Non mi sono mai definito uno scrittore, ma semmai un portavoce, una cassa di risonanza. È con questo animo che ho letto ma soprattutto mi sono lasciato trasportare da I nascosti, l’opera scritta e fotografica dedicata da Valentina Tamborra al popolo Sami. Una delle peculiarità della nostra epoca è la contemporanea presenza dell’uomo ipertecnologico e dell’uomo indigeno, inteso nel suo etimo di uomo che abita da sempre il luogo in cui vive. E se solitamente siamo adusi a pensare all’indigeno come l’abitante delle isole Andamane che lancia frecce agli elicotteri, o dell’Amazzonia, che combatte contro i garimpeiros, in realtà l’indigeno c’è anche qui, in Occidente. Ma ormai è una ristretta minoranza, e, come tale, spesso subisce le vessazioni, l’emarginazione o, se va bene, la semplice tolleranza da parte dell’uomo ”evoluto”.

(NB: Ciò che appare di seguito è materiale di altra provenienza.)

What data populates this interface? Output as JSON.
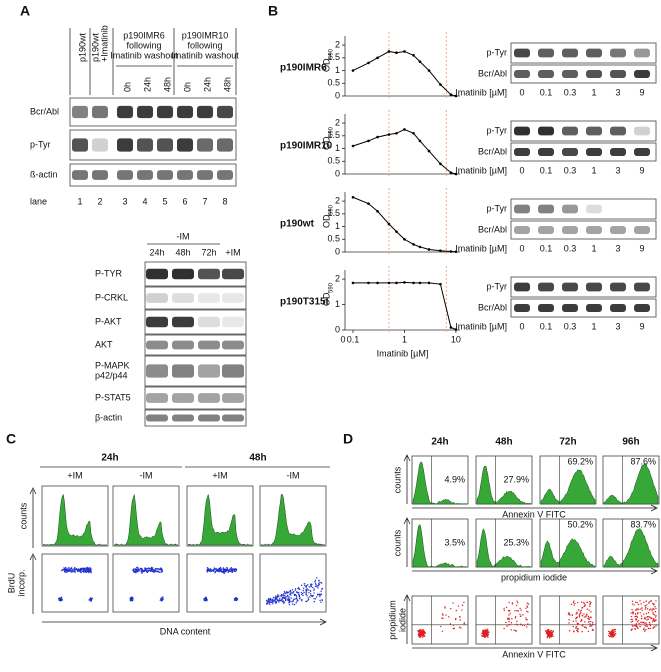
{
  "panel_a": {
    "label": "A",
    "lane_headers": [
      [
        "p190wt"
      ],
      [
        "p190wt",
        "+Imatinib"
      ]
    ],
    "groups": [
      {
        "lines": [
          "p190IMR6",
          "following",
          "Imatinib washout"
        ],
        "times": [
          "0h",
          "24h",
          "48h"
        ]
      },
      {
        "lines": [
          "p190IMR10",
          "following",
          "Imatinib washout"
        ],
        "times": [
          "0h",
          "24h",
          "48h"
        ]
      }
    ],
    "blot_rows": [
      "Bcr/Abl",
      "p-Tyr",
      "ß-actin"
    ],
    "lane_label": "lane",
    "lanes": [
      "1",
      "2",
      "3",
      "4",
      "5",
      "6",
      "7",
      "8"
    ],
    "blot2": {
      "treatment": "-IM",
      "columns": [
        "24h",
        "48h",
        "72h",
        "+IM"
      ],
      "rows": [
        [
          "P-TYR"
        ],
        [
          "P-CRKL"
        ],
        [
          "P-AKT"
        ],
        [
          "AKT"
        ],
        [
          "P-MAPK",
          "p42/p44"
        ],
        [
          "P-STAT5"
        ],
        [
          "β-actin"
        ]
      ]
    }
  },
  "panel_b": {
    "label": "B",
    "blot_rows": [
      "p-Tyr",
      "Bcr/Abl"
    ],
    "blot_lane_label": "Imatinib [µM]",
    "blot_lanes": [
      0,
      0.1,
      0.3,
      1,
      3,
      9
    ]
  },
  "chart_data": [
    {
      "type": "line",
      "title": "p190IMR6",
      "y_label": "OD",
      "y_label_sub": "590",
      "log_x": true,
      "xlim": [
        0.07,
        12
      ],
      "ylim": [
        0,
        2.2
      ],
      "yticks": [
        0,
        0.5,
        1,
        1.5,
        2
      ],
      "x": [
        0.1,
        0.2,
        0.3,
        0.5,
        0.7,
        1,
        1.5,
        2,
        3,
        5,
        8,
        10
      ],
      "values": [
        1.0,
        1.3,
        1.5,
        1.75,
        1.7,
        1.75,
        1.6,
        1.35,
        1.0,
        0.45,
        0.05,
        0.0
      ],
      "color": "#000000",
      "reference_x": [
        0.5,
        6.5
      ],
      "reference_color": "#e8a070"
    },
    {
      "type": "line",
      "title": "p190IMR10",
      "y_label": "OD",
      "y_label_sub": "590",
      "log_x": true,
      "xlim": [
        0.07,
        12
      ],
      "ylim": [
        0,
        2.2
      ],
      "yticks": [
        0,
        0.5,
        1,
        1.5,
        2
      ],
      "x": [
        0.1,
        0.2,
        0.3,
        0.5,
        0.7,
        1,
        1.5,
        2,
        3,
        5,
        8,
        10
      ],
      "values": [
        1.1,
        1.3,
        1.45,
        1.55,
        1.6,
        1.75,
        1.6,
        1.3,
        0.9,
        0.4,
        0.05,
        0.0
      ],
      "color": "#000000",
      "reference_x": [
        0.5,
        6.5
      ],
      "reference_color": "#e8a070"
    },
    {
      "type": "line",
      "title": "p190wt",
      "y_label": "OD",
      "y_label_sub": "590",
      "log_x": true,
      "xlim": [
        0.07,
        12
      ],
      "ylim": [
        0,
        2.2
      ],
      "yticks": [
        0,
        0.5,
        1,
        1.5,
        2
      ],
      "x": [
        0.1,
        0.2,
        0.3,
        0.5,
        0.7,
        1,
        1.5,
        2,
        3,
        5,
        8,
        10
      ],
      "values": [
        2.15,
        1.9,
        1.6,
        1.1,
        0.8,
        0.5,
        0.3,
        0.2,
        0.1,
        0.05,
        0.02,
        0.01
      ],
      "color": "#000000",
      "reference_x": [
        0.5,
        6.5
      ],
      "reference_color": "#e8a070"
    },
    {
      "type": "line",
      "title": "p190T315I",
      "y_label": "OD",
      "y_label_sub": "590",
      "x_label": "Imatinib [µM]",
      "x_zero_label": "0",
      "log_x": true,
      "xlim": [
        0.07,
        12
      ],
      "ylim": [
        0,
        2.2
      ],
      "yticks": [
        0,
        1,
        2
      ],
      "xticks": [
        0.1,
        1,
        10
      ],
      "x": [
        0.1,
        0.2,
        0.3,
        0.5,
        0.7,
        1,
        1.5,
        2,
        3,
        5,
        8,
        10
      ],
      "values": [
        1.85,
        1.85,
        1.85,
        1.85,
        1.85,
        1.87,
        1.85,
        1.85,
        1.85,
        1.8,
        0.1,
        0.02
      ],
      "color": "#000000",
      "reference_x": [
        0.5,
        6.5
      ],
      "reference_color": "#e8a070"
    }
  ],
  "panel_c": {
    "label": "C",
    "times": [
      "24h",
      "48h"
    ],
    "conditions": [
      "+IM",
      "-IM",
      "+IM",
      "-IM"
    ],
    "counts_label": "counts",
    "brdu_label": [
      "BrdU",
      "incorp."
    ],
    "x_label": "DNA content"
  },
  "panel_d": {
    "label": "D",
    "times": [
      "24h",
      "48h",
      "72h",
      "96h"
    ],
    "rows": [
      {
        "y_label": [
          "counts"
        ],
        "x_label": "Annexin V FITC",
        "percents": [
          "4.9%",
          "27.9%",
          "69.2%",
          "87.6%"
        ]
      },
      {
        "y_label": [
          "counts"
        ],
        "x_label": "propidium iodide",
        "percents": [
          "3.5%",
          "25.3%",
          "50.2%",
          "83.7%"
        ]
      },
      {
        "y_label": [
          "propidium",
          "iodide"
        ],
        "x_label": "Annexin V FITC"
      }
    ]
  }
}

Il popolo Sami, come il popolo Rom, come il popolo Sinti, come il popolo Jenish (vedere il bel film Lubo di Giorgio Diritti per credere) non fa eccezione. Etnia nomade – che occupa un territorio del grande nord, esteso tra Norvegia, Svezia, Finlandia e Russia (il Sápmi) – ormai ridotta a poco più di ottantamila persone, i Sami resistono appunto in quelle terre che noi definiremmo “inospitali” e continuano a vivere la loro vita, fatta di allevamento di renne, di tradizioni, di riti ancestrali.

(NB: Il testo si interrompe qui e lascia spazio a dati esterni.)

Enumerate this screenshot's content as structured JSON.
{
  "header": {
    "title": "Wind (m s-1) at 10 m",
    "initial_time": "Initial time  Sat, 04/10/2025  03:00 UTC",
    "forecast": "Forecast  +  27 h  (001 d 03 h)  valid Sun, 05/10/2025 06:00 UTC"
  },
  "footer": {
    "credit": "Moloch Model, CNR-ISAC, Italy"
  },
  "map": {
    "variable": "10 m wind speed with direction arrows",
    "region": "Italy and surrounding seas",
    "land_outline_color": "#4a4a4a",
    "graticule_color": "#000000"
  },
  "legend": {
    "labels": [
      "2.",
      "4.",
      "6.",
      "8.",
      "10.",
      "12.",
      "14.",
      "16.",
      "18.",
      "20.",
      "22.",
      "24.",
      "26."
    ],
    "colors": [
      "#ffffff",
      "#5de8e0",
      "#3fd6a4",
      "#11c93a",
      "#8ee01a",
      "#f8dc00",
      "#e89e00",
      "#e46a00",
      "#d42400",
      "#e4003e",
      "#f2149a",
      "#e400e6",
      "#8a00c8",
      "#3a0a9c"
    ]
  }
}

Tutto questo confluisce nel libro di Valentina, frutto di quattro permanenze presso i Sami, necessarie non solo per raccogliere la documentazione, ma anche per entrare davvero in contatto profondo con questa popolazione. Che, come le altre che citavo, ha subito la discriminazione da parte delle nazioni all’interno dei cui confini si trova a vivere. Parlo in particolare della discriminazione attuata dalla Norvegia, dove vive la maggior parte dei Sami, ma anche dalla Svezia e dalla Finlandia. Ed oggi i soprusi – che potremmo anche definire “colonizzazione” – continuano seppure sotto altre forme, sotto forma di coltivazione di miniere o di parchi eolici, senza contare lo sfregio della diga di Alta, contro la cui realizzazione si batterono i Sami. Colonizzazione a cui si aggiunge la problematica, qui più evidente e drammatica che altrove, del cambiamento climatico: un tempo c’era solo la neve che cadeva dal cielo.

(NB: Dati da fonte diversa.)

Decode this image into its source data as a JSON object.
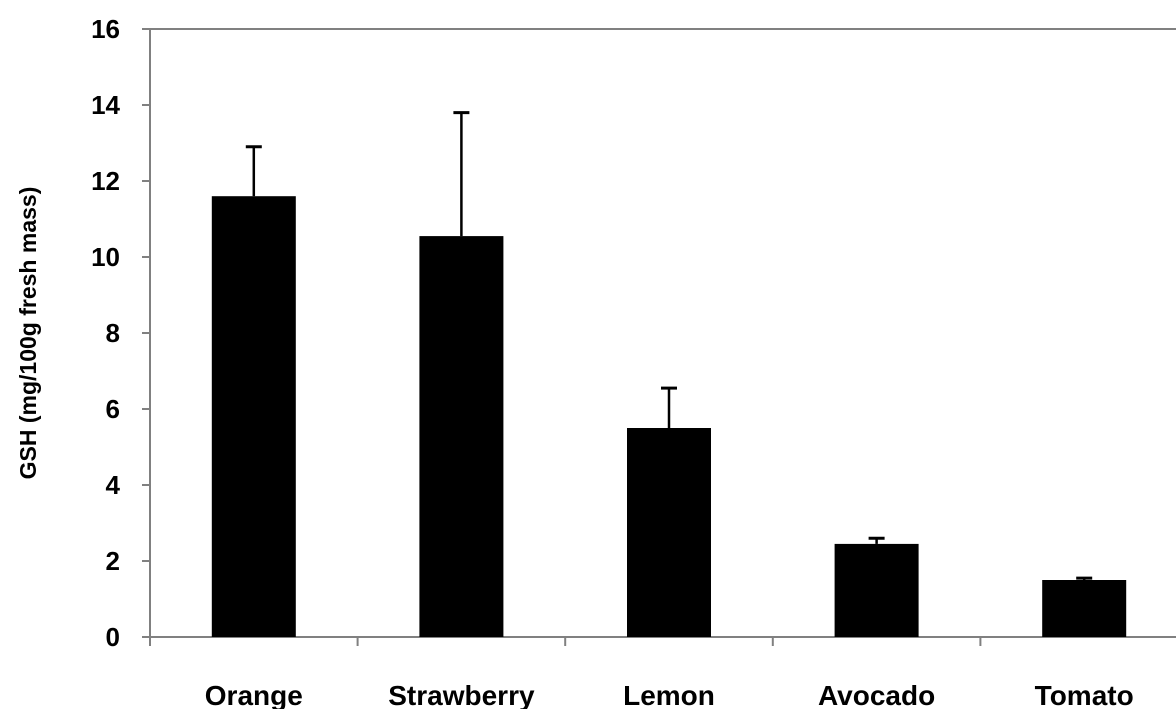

Oggi anche la pioggia, che, congelandosi al suolo, crea uno strato di ghiaccio che impedisce alle renne di annusare e scavare il terreno in cerca di muschi e licheni. Tutto questo vario e complesso materiale entra dentro I nascosti, un bel titolo per un popolo emarginato dalla narrazione corrente. E che per me rimanda in qualche modo al cinema proprio di un finlandese, Aki Kaurismaki, ed alla sua poetica degli ultimi, degli emarginati. Ma quello che a mio modo di vedere e di sentire più emerge con forza dal libro è il legame che i Sami mantengono con la Terra, legame che noi, uomini delle nazioni, noi che ci definiamo “evoluti”, abbiamo totalmente e irrimediabilmente perduto.